Menteng: Transformasi dari Hutan Belantara Menjadi Ikon Kemewahan Jakarta
Menteng, sebuah kawasan yang identik dengan kemewahan dan ketenangan di jantung Jakarta, menyimpan sejarah panjang yang bermula jauh sebelum menjadi lingkungan perumahan elit seperti yang dikenal saat ini. Asal-usul Menteng tak lepas dari serangkaian peristiwa penting, termasuk wabah penyakit yang melanda Batavia (Jakarta tempo dulu) dan perubahan kebijakan pemerintahan kolonial Belanda.
Dari Wabah Hingga Pemindahan Pusat Kota
Pada awalnya, pusat pemerintahan dan aktivitas ekonomi terpusat di Batavia, yang kini dikenal sebagai kawasan Kota Tua. Namun, kondisi sanitasi yang buruk dan merebaknya wabah penyakit, terutama malaria, memaksa pemerintah kolonial untuk mencari lokasi baru yang lebih sehat dan strategis. Catatan sejarah menunjukkan bahwa ribuan orang meninggal setiap tahunnya akibat penyakit di Batavia, dengan malaria menjadi salah satu penyebab utama. Situasi ini diperparah oleh tambak-tambak ikan di pesisir utara Batavia yang menjadi sarang nyamuk.
Selain wabah penyakit, faktor lain seperti pendangkalan sungai akibat letusan Gunung Salak, pembantaian etnis Tionghoa, dan kebangkrutan VOC juga turut mendorong pemindahan pusat kota ke Weltevreden (Lapangan Banteng). Perpindahan ini membawa konsekuensi logis, yaitu kebutuhan akan perumahan yang layak bagi para pejabat pemerintahan yang bertugas di Weltevreden.

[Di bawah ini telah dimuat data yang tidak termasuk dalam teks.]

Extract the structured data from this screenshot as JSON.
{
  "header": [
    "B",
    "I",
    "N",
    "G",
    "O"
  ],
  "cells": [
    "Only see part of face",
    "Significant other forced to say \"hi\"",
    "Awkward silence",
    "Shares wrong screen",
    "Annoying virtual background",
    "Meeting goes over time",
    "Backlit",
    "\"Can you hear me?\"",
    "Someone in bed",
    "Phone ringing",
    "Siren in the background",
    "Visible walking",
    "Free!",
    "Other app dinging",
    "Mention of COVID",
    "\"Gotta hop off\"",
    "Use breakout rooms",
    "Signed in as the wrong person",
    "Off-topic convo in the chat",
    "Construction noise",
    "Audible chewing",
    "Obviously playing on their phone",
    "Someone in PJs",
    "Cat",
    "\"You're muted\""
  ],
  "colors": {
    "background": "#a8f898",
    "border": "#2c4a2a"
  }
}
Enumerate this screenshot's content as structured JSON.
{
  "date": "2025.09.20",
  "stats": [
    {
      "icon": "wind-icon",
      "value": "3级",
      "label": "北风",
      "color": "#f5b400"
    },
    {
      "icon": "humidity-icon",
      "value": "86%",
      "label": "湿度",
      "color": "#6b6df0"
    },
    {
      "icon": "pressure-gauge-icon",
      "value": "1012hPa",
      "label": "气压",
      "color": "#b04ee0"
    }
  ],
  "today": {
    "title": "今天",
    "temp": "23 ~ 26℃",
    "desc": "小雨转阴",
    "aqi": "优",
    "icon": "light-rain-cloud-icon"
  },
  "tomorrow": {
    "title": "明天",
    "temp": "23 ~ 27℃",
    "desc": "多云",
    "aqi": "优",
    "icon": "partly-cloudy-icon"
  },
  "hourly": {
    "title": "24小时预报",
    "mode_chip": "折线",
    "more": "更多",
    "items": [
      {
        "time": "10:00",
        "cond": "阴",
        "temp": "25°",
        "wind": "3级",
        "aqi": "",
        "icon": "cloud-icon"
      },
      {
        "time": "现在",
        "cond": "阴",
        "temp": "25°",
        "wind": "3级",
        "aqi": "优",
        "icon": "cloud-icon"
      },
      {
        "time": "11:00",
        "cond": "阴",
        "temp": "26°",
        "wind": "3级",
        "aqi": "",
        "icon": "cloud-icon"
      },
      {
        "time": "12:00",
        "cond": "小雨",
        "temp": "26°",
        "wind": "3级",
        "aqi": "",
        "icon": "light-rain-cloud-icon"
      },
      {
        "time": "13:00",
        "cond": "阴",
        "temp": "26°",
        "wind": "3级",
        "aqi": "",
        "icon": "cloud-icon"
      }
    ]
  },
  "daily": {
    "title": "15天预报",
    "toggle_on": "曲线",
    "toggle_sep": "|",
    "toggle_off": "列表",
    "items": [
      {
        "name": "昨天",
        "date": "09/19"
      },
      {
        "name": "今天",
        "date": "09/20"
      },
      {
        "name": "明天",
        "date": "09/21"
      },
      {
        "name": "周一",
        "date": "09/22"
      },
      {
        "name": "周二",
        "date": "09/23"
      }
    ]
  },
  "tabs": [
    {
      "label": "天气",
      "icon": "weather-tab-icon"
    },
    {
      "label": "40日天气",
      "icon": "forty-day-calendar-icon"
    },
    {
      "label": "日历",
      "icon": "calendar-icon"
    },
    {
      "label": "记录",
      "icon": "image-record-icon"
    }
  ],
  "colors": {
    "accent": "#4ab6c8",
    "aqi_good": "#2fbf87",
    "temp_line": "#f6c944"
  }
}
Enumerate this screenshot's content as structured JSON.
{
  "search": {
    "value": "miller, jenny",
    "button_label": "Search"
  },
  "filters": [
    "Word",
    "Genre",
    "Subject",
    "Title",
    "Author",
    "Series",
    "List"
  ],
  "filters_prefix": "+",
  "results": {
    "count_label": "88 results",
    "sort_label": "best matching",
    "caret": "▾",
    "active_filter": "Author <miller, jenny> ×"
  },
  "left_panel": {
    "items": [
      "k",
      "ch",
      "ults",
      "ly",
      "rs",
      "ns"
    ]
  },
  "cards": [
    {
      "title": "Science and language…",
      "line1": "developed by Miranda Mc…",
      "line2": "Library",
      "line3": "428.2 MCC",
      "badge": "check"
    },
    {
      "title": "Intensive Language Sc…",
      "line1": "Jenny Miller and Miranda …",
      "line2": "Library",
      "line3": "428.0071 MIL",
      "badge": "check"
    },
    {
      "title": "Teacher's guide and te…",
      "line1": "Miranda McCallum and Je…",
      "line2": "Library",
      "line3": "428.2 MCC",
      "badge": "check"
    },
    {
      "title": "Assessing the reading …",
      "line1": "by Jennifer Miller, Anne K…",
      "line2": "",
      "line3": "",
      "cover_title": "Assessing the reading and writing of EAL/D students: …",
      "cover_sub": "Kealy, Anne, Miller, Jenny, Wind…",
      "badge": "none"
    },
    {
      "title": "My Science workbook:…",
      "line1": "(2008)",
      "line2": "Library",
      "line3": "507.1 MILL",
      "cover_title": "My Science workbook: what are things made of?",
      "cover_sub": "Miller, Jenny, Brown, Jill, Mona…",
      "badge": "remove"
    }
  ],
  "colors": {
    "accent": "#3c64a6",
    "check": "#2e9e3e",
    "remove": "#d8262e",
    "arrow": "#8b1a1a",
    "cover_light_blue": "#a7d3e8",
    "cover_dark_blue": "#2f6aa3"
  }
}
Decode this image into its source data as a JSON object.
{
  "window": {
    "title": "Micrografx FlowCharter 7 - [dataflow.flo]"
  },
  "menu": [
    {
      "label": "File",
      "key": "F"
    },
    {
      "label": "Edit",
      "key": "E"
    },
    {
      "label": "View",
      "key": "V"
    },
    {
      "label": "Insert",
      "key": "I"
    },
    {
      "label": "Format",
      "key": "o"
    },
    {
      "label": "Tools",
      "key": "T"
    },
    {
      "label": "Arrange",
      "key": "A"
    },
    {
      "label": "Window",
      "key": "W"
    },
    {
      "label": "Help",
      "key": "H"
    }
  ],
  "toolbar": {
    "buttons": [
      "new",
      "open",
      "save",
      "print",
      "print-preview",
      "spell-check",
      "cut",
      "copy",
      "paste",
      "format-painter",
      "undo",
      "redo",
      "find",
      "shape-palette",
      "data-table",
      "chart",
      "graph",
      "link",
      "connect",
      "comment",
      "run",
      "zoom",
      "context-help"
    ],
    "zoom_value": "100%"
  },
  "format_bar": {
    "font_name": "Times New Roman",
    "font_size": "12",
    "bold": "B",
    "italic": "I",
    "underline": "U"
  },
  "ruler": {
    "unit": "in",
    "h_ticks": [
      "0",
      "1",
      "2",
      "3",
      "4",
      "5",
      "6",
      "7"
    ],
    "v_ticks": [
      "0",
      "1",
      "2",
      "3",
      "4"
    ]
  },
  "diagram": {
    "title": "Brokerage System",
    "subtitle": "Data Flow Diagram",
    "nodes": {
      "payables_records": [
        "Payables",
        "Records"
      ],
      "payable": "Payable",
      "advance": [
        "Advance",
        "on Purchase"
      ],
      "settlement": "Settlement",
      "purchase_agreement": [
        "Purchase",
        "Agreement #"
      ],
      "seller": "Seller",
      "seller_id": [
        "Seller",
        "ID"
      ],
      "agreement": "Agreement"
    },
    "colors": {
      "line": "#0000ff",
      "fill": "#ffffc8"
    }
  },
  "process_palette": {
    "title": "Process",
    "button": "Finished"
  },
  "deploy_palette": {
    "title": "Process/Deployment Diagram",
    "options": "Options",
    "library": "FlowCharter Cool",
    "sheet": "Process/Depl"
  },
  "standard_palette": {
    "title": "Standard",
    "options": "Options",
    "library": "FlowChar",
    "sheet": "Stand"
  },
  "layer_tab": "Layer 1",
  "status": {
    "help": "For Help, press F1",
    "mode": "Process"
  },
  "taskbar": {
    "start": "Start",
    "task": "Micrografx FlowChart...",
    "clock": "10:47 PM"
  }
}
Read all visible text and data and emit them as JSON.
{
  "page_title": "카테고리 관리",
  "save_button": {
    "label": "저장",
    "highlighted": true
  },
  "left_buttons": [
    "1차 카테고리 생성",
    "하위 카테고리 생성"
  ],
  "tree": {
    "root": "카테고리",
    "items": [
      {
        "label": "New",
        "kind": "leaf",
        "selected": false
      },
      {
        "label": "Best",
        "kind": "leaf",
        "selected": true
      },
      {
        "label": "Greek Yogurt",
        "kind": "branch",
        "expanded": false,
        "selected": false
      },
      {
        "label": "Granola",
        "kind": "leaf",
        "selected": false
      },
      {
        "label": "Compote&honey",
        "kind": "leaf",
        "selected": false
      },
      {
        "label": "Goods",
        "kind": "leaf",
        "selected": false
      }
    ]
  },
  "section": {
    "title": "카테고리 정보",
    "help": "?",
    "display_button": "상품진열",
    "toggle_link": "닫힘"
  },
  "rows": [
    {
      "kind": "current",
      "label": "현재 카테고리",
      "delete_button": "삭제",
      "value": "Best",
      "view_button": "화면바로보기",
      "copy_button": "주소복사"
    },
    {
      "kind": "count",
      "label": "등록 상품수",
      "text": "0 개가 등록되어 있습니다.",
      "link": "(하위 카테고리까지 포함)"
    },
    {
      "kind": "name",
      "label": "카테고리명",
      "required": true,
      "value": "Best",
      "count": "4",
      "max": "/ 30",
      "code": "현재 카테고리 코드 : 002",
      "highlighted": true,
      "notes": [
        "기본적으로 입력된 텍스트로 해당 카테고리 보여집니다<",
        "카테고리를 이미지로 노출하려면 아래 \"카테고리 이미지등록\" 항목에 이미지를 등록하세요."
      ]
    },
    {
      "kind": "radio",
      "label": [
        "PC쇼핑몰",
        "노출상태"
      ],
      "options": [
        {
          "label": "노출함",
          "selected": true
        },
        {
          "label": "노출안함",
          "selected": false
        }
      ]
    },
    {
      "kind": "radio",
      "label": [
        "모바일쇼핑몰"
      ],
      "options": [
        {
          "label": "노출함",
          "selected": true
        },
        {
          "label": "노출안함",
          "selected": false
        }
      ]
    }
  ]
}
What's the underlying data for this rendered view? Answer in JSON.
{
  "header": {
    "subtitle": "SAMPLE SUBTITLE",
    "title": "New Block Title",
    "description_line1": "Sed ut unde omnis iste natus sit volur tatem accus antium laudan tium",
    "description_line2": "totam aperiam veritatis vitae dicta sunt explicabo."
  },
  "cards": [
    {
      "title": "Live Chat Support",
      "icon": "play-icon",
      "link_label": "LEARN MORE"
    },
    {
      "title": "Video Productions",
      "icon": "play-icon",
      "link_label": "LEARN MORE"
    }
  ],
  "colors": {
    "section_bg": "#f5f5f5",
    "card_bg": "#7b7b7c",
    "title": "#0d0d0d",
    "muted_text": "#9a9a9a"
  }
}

Menteng: Lahir dari Kebutuhan Hunian Elit
Sejarawan Asep Kambali menjelaskan bahwa pengembangan kawasan Menteng merupakan inisiatif Pemerintah Hindia Belanda melalui perusahaan NV de Bouwploeg. Tujuannya adalah menyediakan hunian eksklusif bagi para pejabat Belanda. Sebelum menjadi kawasan perumahan, Menteng merupakan area hutan belantara pada sekitar tahun 1600-an. Pada abad ke-18, barulah mulai berdiri bangunan-bangunan di atas lahan yang dimiliki oleh tuan tanah.
Catatan sejarah mencatat beberapa nama pemilik tanah Menteng pada masa lalu, seperti Assan Nina Daut, Pieter J. du Chene de Vienne, dan Jakob P. Barends. Kemudian tanah tersebut dimiliki oleh orang-orang Arab. Keluarga Shahab tercatat sebagai pemilik tanah Menteng sejak pertengahan abad ke-19 hingga awal abad ke-20. Lahan tersebut ditanami padi, rumput, pohon kelapa, dan tanaman Menteng. Pada tahun 1908, NV de Bouwploeg membeli tanah Menteng seluas 69 hektare dengan harga 238.870 gulden.
Pengembangan Menteng tidak hanya mencakup tanah partikulir Menteng, tetapi juga tanah partikulir Gondangdia. Pada tahun 1910, pemerintah kolonial menunjuk Komisi Pengawasan Pengurusan Tanah Menteng untuk merencanakan dan membangun Nieuw Gondangdia (Menteng). Salah satu tokoh kunci dalam komisi ini adalah PAJ Moojen, pendiri NV De Bouwploeg, yang mengajukan rancangan desain kota hunian Menteng. Setelah melalui penyempurnaan oleh FJ Kubatz, rancangan tersebut disetujui pada tahun 1912.
Masa Suram dan Kebangkitan Kembali
Pengembangan Menteng sempat terhenti pada masa penjajahan Jepang hingga tahun 1949. Pembangunan kembali bergeliat setelah tahun 1950, dengan pembangunan rumah-rumah besar yang menandai kembalinya Menteng sebagai kawasan hunian elit.
Namun, perubahan mulai terasa pada awal 1970-an, ketika lalu lintas semakin padat dan kawasan Menteng tidak lagi setenang dulu. Banyak penduduk yang memilih pindah dan bisnis mulai masuk ke kawasan tersebut, mengubah karakter Menteng secara perlahan.
Meskipun demikian, Menteng tetap menjadi salah satu kawasan paling prestisius di Jakarta, dengan sejarah panjang dan arsitektur yang unik. Transformasinya dari hutan belantara menjadi ikon kemewahan merupakan cerminan dari perubahan sosial, ekonomi, dan politik yang terjadi di Jakarta selama berabad-abad.